The long, tortured intro ends with Rach saying "if you want something, you have to make it yourself." This is the ender quote before he pans over the Atherton house and cuts to the title of the movie, and I think it's supposed to put the whole film in context, to serve as the culminating insight, the denouement if you will. I think this idea that "you have to make it yourself" is supposed to be profound, and represents some higher level of achievement or something.

"If you want something, you have to make it yourself." "Back to your roots." As if washing your dishes by hand, driving farther to buy groceries, and walking all the way down a long gravel drive to get your mail from the mailbox is somehow more real and authentic than living in a city and just having shit nearby. And there's this underlying suggestion implicit in all of this shit that says that if you don't physically craft something with your own two hands you didn't really work for it and you can't appreciate it.

I see this attitude all the time at hippy school and in Portland in general. "Oh, we have our own chickens and Anna sows all our clothing, it keeps us in touch with the land and our roots and with blah, blah, whatever hippy bullshit."

I could sew my own shitty clothing like you and stay "real," but let me walk you through how I make my clothing:


I work to make stuff, ideas, or things. This output is valued by consumers and companies.




A company or consumer trades wages for my output.




Another company produces clothing.



I pay that company for their output with my wages from my output.




I have clothing now.



Except instead of doing all that work and only having my own shitty clothing to show for it, I now have a shirt and that company has the product of my output. We have produced twice as much stuff as we would have. If you assume that the company I work for has stuff on hand that allows me to work more efficiently than I could on my own, we might have produced four times as much stuff as I could have alone.

As a bonus, I get to work on what I'm good at and enjoy, instead of spending hours sewing shitty, uncomfortable clothing just so I can have the privilege of not styling around town in a fig leaf.

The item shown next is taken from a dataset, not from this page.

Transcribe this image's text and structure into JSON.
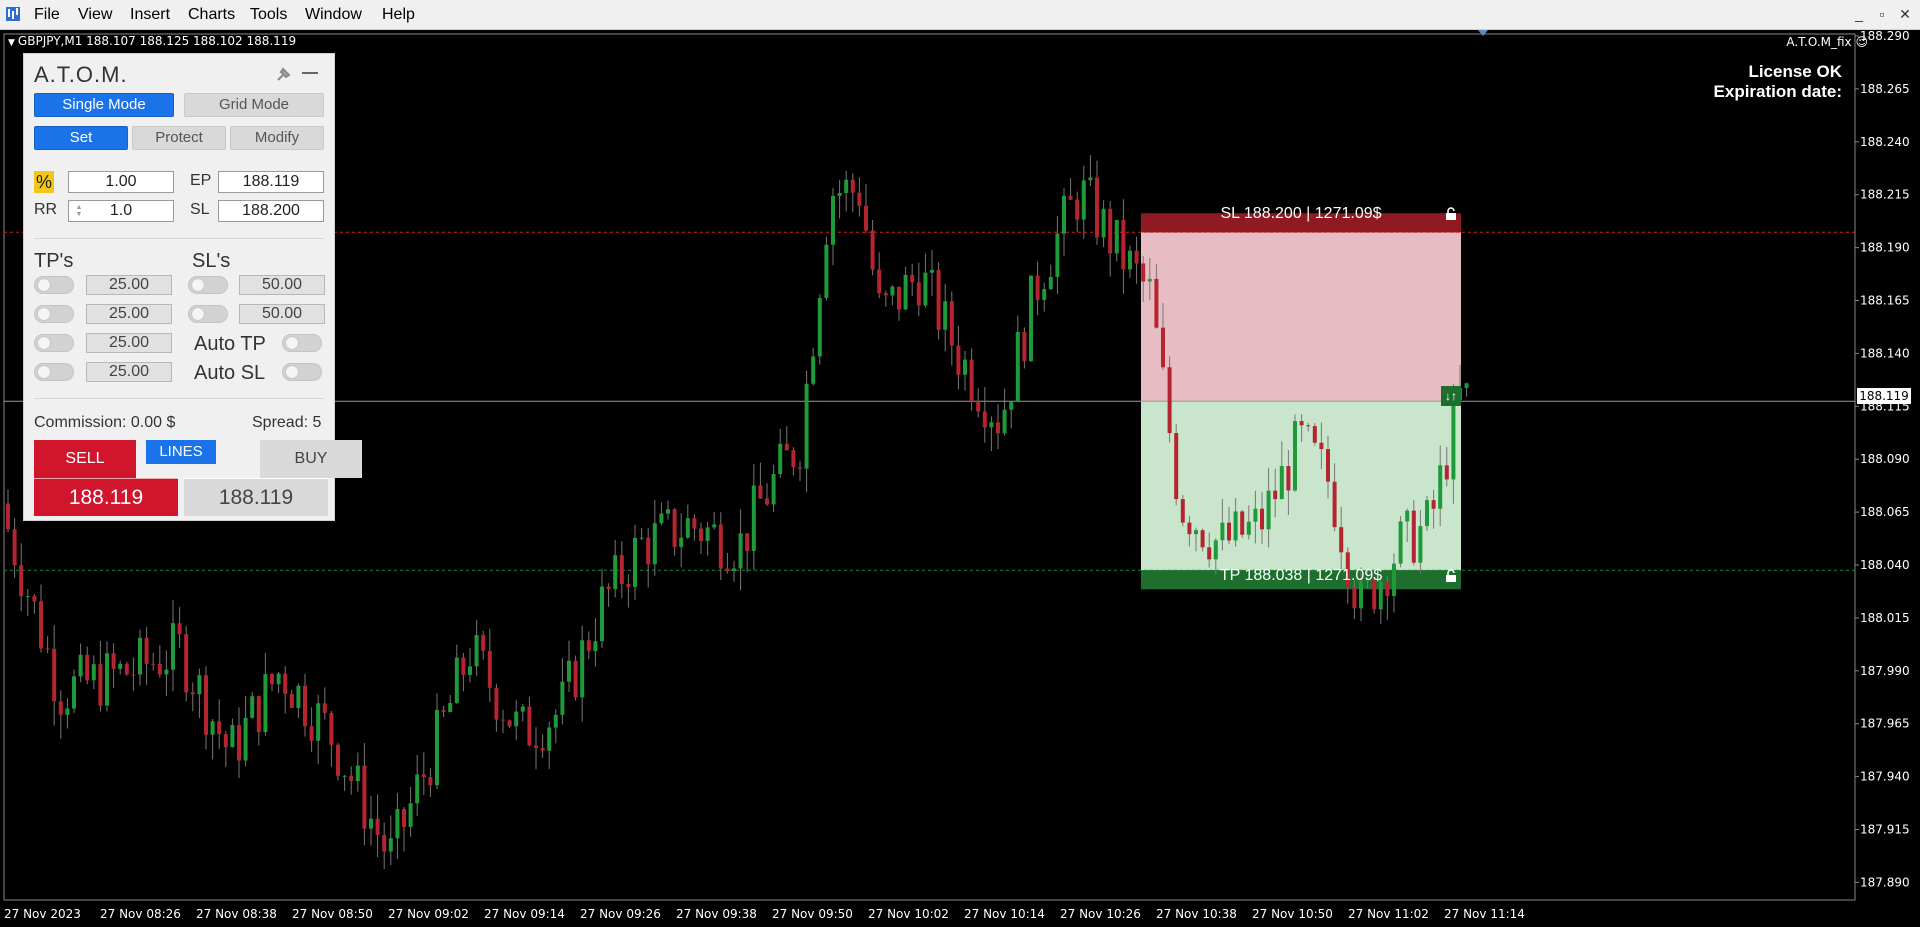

Sure, there are several race and class issues that present themselves in my short narrative, and you might be uncomfortable with those. That's fine, and I understand why modern, globalized capitalism gives you pause. That's a wholly different discussion.

But please, please, whatever you do, don't try to feed me this line of bullshit that the only way to "be real" is to cobble your own uncomfortable shoes and grow your own butternut squash.

3 comments:

I know the REAL Chaz. said...

You don't produce a service in exchange for monetary compensation. You live at home with your parents. How Chaz gets clothing is more like "Hey Mom, want to go to the mall and buy me some clothes?" "Sure Charlie, my 24 year old who lives at home. I'm so proud of you. Now go online and make fun of those who have to work."

TEAM.ROBOT said...

That story you laid out would be really sad and pathetic if it was true, but it's not.

I'm 23 years old. TOTALLY DIFFERENT.